JR: Well, I listen to every type of music that I can imagine. I like country music, goth, indie-rock, emo, etc. Probably the thing that I listen to the least is metal and hardcore. Lately, I listen to Nick Cave, Lou Reed, Velvet Underground, all of that — that is the stuff that I live for. I mean, if something is good, I don’t give a shit where it came from, I don’t care who put it out, what label it is on. Music is music, and if it moves me, then I am into it. Variety is the spice of life, so they say. The one gripe that I do have is that, at least in the United States, the media doesn’t seem to cover that much good music. I find out most of the stuff that I listen to through European magazines, and not just the underground stuff. But, at the same time, if MTV started playing that stuff, then it blows up, and all of these shitty copycat bands come out. Music is better when it’s low key.

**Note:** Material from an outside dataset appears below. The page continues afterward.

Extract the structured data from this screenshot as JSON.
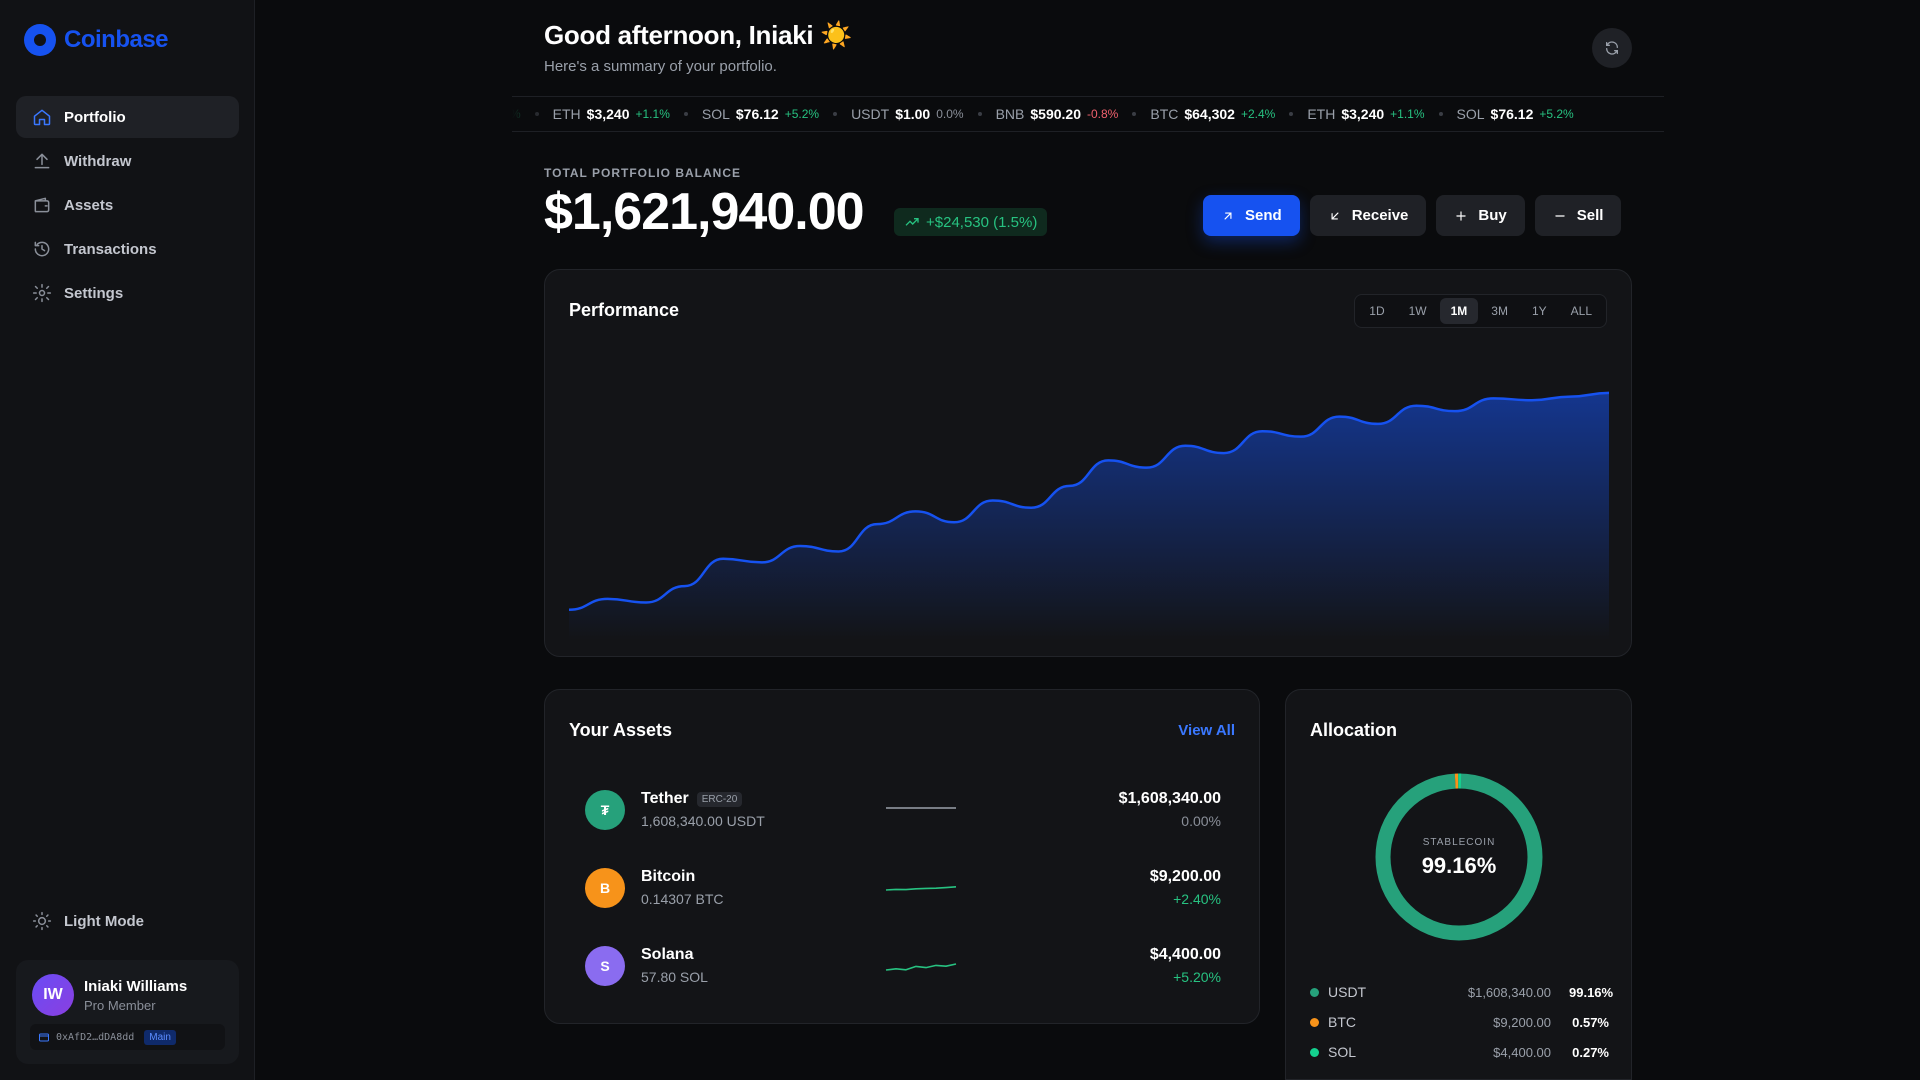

I don’t have a girlfriend, I don’t have anything other than my music. I come home, and my records are there, and that is what it’s all about. I don’t play video games, I don’t watch that many movies. I just listen to my records and write.

Any last thoughts?
JR: Listen to music that you feel has passion. That is the most important thing to me. I have listened to a lot of music, and I think I can tell when somebody really loves what they’re doing, and they really writing music that they feel really strongly about. That is they type of stuff that I connect with. Life is too short to listen to shitty music.